I am more proud of The Verge than anything else I’ve ever been a part of in my life; what this thing has grown into over the past five years is beyond any dreams we had when we first set up a WordPress template in 2011 and called it This Is My Next. Seeing it evolve into this next iteration has been an incredible process, and the enormous cross-company team behind it has done it with equal parts enthusiasm and care. I’m going to list all of them, because they are awesome:

Lauren Rabaino and Bo Hee Kim, the product managers in charge of this project, are heroes for making this all happen on deadline, as is project manager Krystal Stevens. Our designers Georgia Cowley, Yesenia Perez-Cruz, Josh Laincz, Sanette Tanaka, Shawn Moriarty, Courtney Leonard, Victor Ware, John Fuller, Ryan Gantz, and Warren Schultheis put up with an incredible amount of essentially incoherent feedback from me and delivered something stunningly beautiful. Elite Truong, Andrew Johnson, and Jackie Goldstein brought Pathways to platforms like Google AMP and Facebook IA. And Verge creative director James Bareham and animator William Joel made Pathways move on video in ways beyond anyone’s expectations.

Unison product manager Chris Haines and developers David Zhou, Greg MacWilliam, Jesse Young, Ben Alt, and Ally Palanzi built this whole thing in record time. Dominic Vieira, Jamie McCarthy and Skip Baney made sure our migration to new underlying platforms went off without a hitch. And our support and QA team Krissy Kingwood, Jon Douglas, and Nancy Seay made sure everything worked and all the pixels were in place across a staggering number of browsers and devices.
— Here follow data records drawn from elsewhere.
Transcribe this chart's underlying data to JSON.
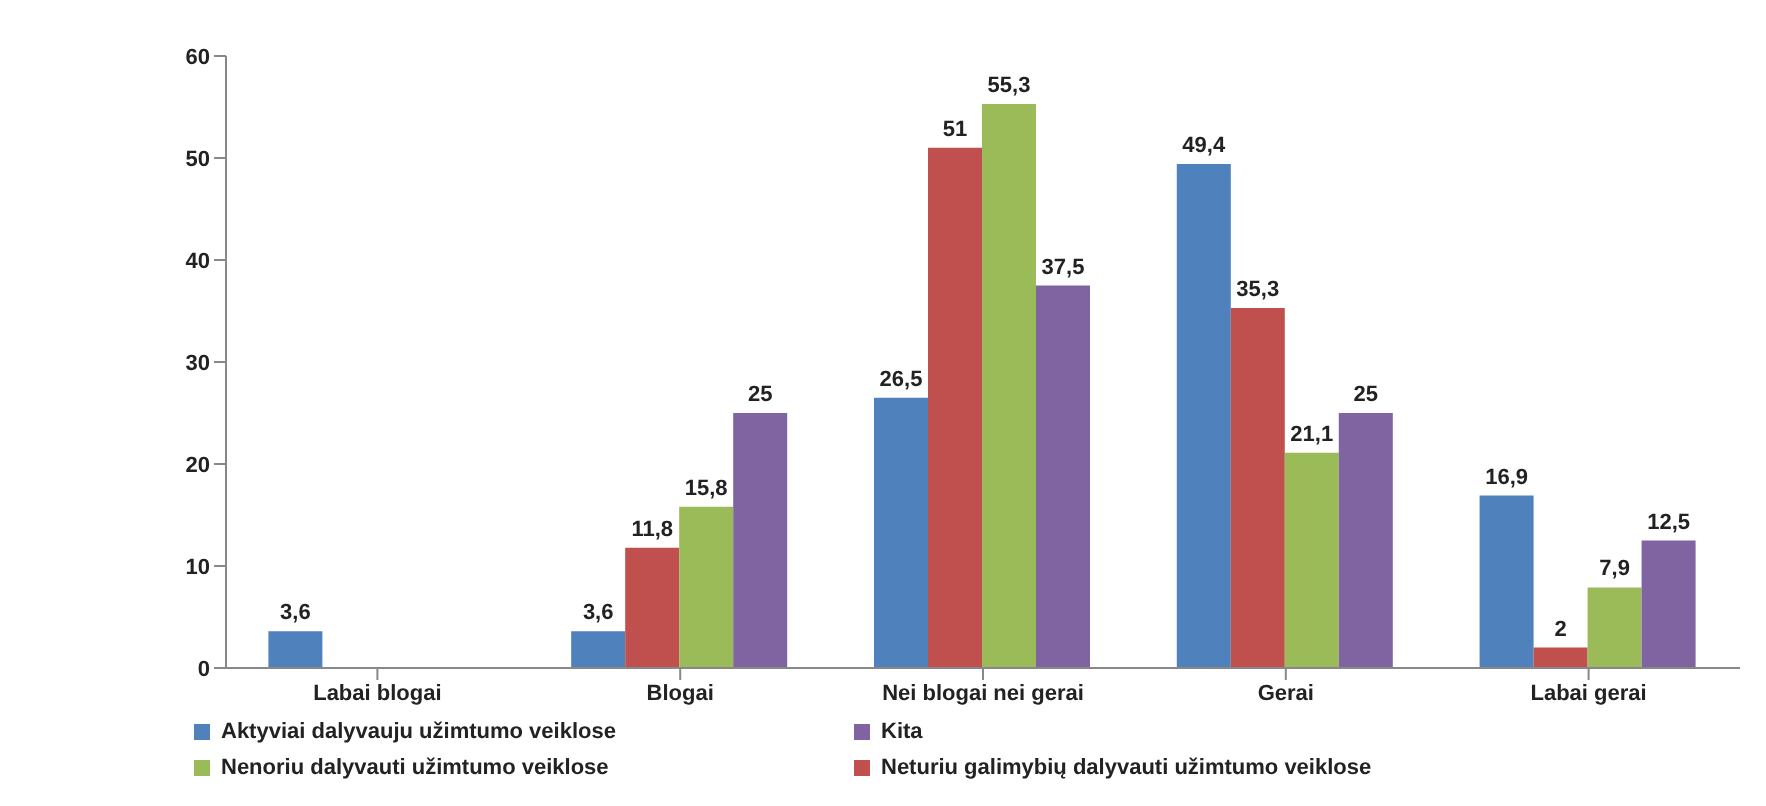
{
  "chart_data": {
    "type": "bar",
    "categories": [
      "Labai blogai",
      "Blogai",
      "Nei blogai nei gerai",
      "Gerai",
      "Labai gerai"
    ],
    "series": [
      {
        "name": "Aktyviai dalyvauju užimtumo veiklose",
        "color": "#4f81bd",
        "values": [
          3.6,
          3.6,
          26.5,
          49.4,
          16.9
        ],
        "value_labels": [
          "3,6",
          "3,6",
          "26,5",
          "49,4",
          "16,9"
        ]
      },
      {
        "name": "Neturiu galimybių dalyvauti užimtumo veiklose",
        "color": "#c0504d",
        "values": [
          null,
          11.8,
          51,
          35.3,
          2
        ],
        "value_labels": [
          null,
          "11,8",
          "51",
          "35,3",
          "2"
        ]
      },
      {
        "name": "Nenoriu dalyvauti užimtumo veiklose",
        "color": "#9bbb59",
        "values": [
          null,
          15.8,
          55.3,
          21.1,
          7.9
        ],
        "value_labels": [
          null,
          "15,8",
          "55,3",
          "21,1",
          "7,9"
        ]
      },
      {
        "name": "Kita",
        "color": "#8064a2",
        "values": [
          null,
          25,
          37.5,
          25,
          12.5
        ],
        "value_labels": [
          null,
          "25",
          "37,5",
          "25",
          "12,5"
        ]
      }
    ],
    "ylim": [
      0,
      60
    ],
    "yticks": [
      0,
      10,
      20,
      30,
      40,
      50,
      60
    ],
    "grid": false,
    "legend": "bottom"
  }
}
Kyle Keller, Emma Merlis, Matt Watson, and Hart Van Santvoord put real data behind all of our big decisions. Samantha Mason, our rights specialist, put serious time into making our asset licenses work. And our director of publishing Mandy Brown not only let me insert pull quotes into her excellent piece on the future of publishing tools, but made our teaser headline field work exactly how it should.

JIll Dehnert and Casey Audino were instrumental on our revenue side, bringing on Microsoft as our relaunch sponsor, and helping us think big about the the future of The Verge as a business.
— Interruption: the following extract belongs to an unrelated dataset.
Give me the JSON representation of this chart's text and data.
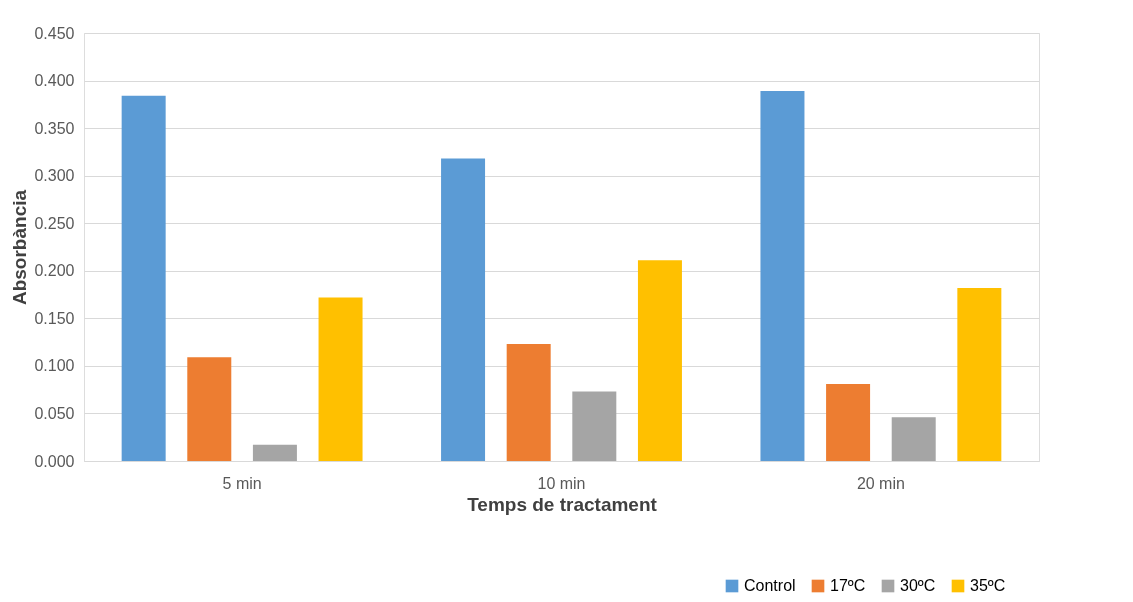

Frank Bi, Michael Zelenko, and Yuri Victor spent countless hours building our massively ambitious relaunch package, Verge 2021. I can’t wait for you to read and watch it all.

Verge executive editor Dieter Bohn, engagement editor Helen Havlak, executive video producer Tre Shallowhorn, and managing editors Ross Miller and TC Sottek are the best partners in crime I could possibly ask for. Their leadership has been instrumental in making The Verge what it is today.
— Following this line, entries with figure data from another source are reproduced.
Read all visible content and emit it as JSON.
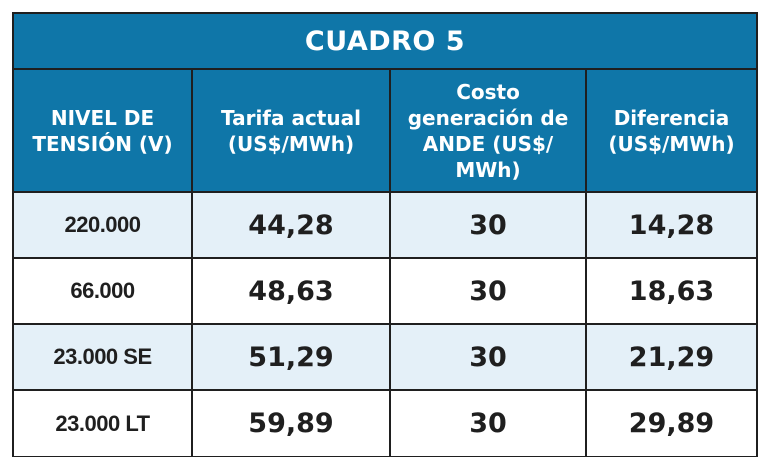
{
  "title": "CUADRO 5",
  "headers": [
    "NIVEL DE TENSIÓN (V)",
    "Tarifa actual (US$/MWh)",
    "Costo generación de ANDE (US$/ MWh)",
    "Diferencia (US$/MWh)"
  ],
  "rows": [
    {
      "level": "220.000",
      "tarifa": "44,28",
      "costo": "30",
      "diferencia": "14,28"
    },
    {
      "level": "66.000",
      "tarifa": "48,63",
      "costo": "30",
      "diferencia": "18,63"
    },
    {
      "level": "23.000 SE",
      "tarifa": "51,29",
      "costo": "30",
      "diferencia": "21,29"
    },
    {
      "level": "23.000 LT",
      "tarifa": "59,89",
      "costo": "30",
      "diferencia": "29,89"
    }
  ],
  "colors": {
    "header_blue": "#0f76a8",
    "row_light_blue": "#e4f0f8",
    "row_white": "#ffffff",
    "border": "#1f1f1f"
  }
}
The Verge crew from our first year at work still rolls deep: Thomas Ricker, Paul Miller, Vlad Savov, Tom Warren, Bryan Bishop, Dan Seifert, Adi Robertson, Ben Popper, Jake Kastrenakes, Chris Welch, Sam Byford, and Amar Toor have built just as much of The Verge as anyone, and they’ve pushed us to do bigger and better things every step of the way.

We live in the future, because there’s nowhere else to go

I also want to thank our publisher Melissa Bell, our VP of editorial Lockhart Steele, our VP of design Ted Irvine, our chief product officer Trei Brundrett, and our fearless CEO Jim Bankoff for their calm and steady guidance as we reimagined what The Verge could and should be. At every step of the way they’ve taken pains to remind our team that the goal is to build a media brand built on great journalism, strong values, and beautiful design. We’re very lucky to have their leadership at our company.

If you’ve read this far, you are the deepest possible Verge nerd, and I love you. Now, please go read and watch and comment and share all the beautiful stories you’re actually here for, dammit. We’ll do this again in five years.

As my friend Casey Newton says: The Verge! We live in the future, because there’s nowhere else to go.